El viejo galpón de la curtiembre es el punto de encuentro, con 60 metros de largo, 25 de ancho y 8 de alto, es una nave nodriza de placeres y rincones de tranquilidad donde se unen maquinaria y toneles de la industria, con una piscina, cascadas, mesas, sillones y una barra con tragos que remiten a la tierra colorada. “Para nosotros es fundamental saber que producimos energía limpia, que no le quitamos recursos a la naturaleza”, reconoce Lirussi. Tres inversores fotovoltaicos, con baterías de ciclo profundo y de litio la producen. No existe en Misiones un caso similar.
“Pensamos Momora como un spa de conciencia, luego de aguas y ahora nos inclinamos por una experiencia enogastronómica”, cuenta Lirussi. Los pasos de los diferentes menús concilian aromas guaraníes con la producción láctea y los embutidos de la región. Y también con sus carnes. En Santa Ana, la chacra La Bergerie produce quesos y fiambres de “cerdos y cabras felices” que están en libertad en el monte. “Pensamos que otra manera de producción es posible”, cuenta su creador, Frederic Boulay, un francés que se enamoró de esta tierra y de una misionera. “Son alimentos sanos, con aromas puros, sin contaminación”, afirma Marta Ferreyra, su esposa, también ministra de Agricultura Familiar de la provincia.

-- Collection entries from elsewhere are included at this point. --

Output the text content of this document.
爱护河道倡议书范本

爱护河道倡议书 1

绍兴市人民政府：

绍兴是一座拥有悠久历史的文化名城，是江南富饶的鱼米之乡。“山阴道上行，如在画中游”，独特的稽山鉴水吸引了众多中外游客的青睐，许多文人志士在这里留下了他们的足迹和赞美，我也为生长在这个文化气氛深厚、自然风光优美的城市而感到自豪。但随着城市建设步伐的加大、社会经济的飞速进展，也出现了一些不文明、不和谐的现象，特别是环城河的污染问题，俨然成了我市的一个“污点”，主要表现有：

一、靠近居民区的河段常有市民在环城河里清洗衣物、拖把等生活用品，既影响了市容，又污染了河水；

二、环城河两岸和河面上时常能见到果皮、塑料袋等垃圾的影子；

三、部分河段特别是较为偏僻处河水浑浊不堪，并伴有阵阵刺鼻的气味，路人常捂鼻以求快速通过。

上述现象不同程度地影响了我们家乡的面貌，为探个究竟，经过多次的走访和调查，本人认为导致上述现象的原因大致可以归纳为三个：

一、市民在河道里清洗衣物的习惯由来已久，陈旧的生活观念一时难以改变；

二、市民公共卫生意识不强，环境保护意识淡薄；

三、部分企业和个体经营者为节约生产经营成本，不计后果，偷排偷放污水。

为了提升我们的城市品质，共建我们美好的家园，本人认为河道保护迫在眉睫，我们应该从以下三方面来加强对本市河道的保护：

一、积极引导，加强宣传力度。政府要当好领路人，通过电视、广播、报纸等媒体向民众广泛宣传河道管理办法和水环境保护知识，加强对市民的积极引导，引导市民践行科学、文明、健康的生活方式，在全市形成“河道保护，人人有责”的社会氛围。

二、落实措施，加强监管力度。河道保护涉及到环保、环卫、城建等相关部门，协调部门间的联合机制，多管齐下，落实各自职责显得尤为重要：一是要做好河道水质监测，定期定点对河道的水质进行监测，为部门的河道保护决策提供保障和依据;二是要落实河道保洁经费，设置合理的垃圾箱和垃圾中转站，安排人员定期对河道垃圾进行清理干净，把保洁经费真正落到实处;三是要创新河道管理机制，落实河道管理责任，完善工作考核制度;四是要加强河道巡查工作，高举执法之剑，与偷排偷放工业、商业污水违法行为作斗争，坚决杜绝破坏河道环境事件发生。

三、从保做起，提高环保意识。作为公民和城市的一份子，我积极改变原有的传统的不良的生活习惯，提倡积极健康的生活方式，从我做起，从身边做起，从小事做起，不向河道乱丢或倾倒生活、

En Momora están presentes los productos del territorio. En Misiones, según el último censo, hay 31.518 unidades productivas agropecuarias, el 80% son explotaciones familiares. Existen 25.214 agricultores de este tipo. Todos estos aromas naturales tienen un lugar en la mesa de Momora. Es un ensamble, una glotonería de frutas deliciosas y verduras frescas, de todo lo que nace, germina y se transforma en este territorio.
Sabores
“Sentir el placer”, resume la experiencia Martina Barreix, chef a cargo de “este castillo en la selva”. Los platos tienen la misión de conectar al comensal con el lugar. “Trabajo con el factor sorpresa, las personas están en modo placebo y la idea es que algo siempre te invite a quedarte por más tiempo”, dice. Es una cocina de mixturas. El mbeyú y la chipá conviven con una tabla de quesos y carré de cerdo ahumado, y un costillar de carne premium pampeana. Esta región y La Pampa están muy presentes en las diferentes cartas, Barreix nació allí, también Lucas Gómez, el sommelier del lodge.
“La experiencia enológica es un modo de conocer nuestro país y sus terruños entendiendo al vino por las personas que lo hacen y que trabajan todo un año con climas extremos para traernos a la mesa una porción de viñedo”, dice Gómez. El maridaje entre los diferentes aromas de los platos es perfecto. “Queremos compartir relatos mágicos”, dice Lirussi. Gómez, que tiene un contacto directo con los visitantes, plantea que la clave es disfrutar “la abundancia de alimentos que provee la selva. No los sentamos a comer, sino a conectar con un plato simple, con pocas pretensiones, respetando, admirando cada uno de los productos”.
Historias y leyendas atraviesan Momora y Santa Ana, guaraníes, jesuitas (las ruinas del pueblo son Patrimonio de la Humanidad, declaradas por la Unesco), alemanes del Volga, polacas y ucranianas. También, los cruzan el primer ingenio azucarero de Misiones, a fines del siglo XIV, en lo que hoy es la Reserva Natural Campo San Juan, administrado por Rudecindo Roca, el hermano del expresidente; una gesta ranquel del cacique Yancamil que surgió por las malas condiciones laborales; la presencia del río Paraná; la costa y la cultura paraguayas, con sus encantos. También la mejor chipá, doble queso. “Nos dejamos encantar por esta tierra”, resume Lirussi.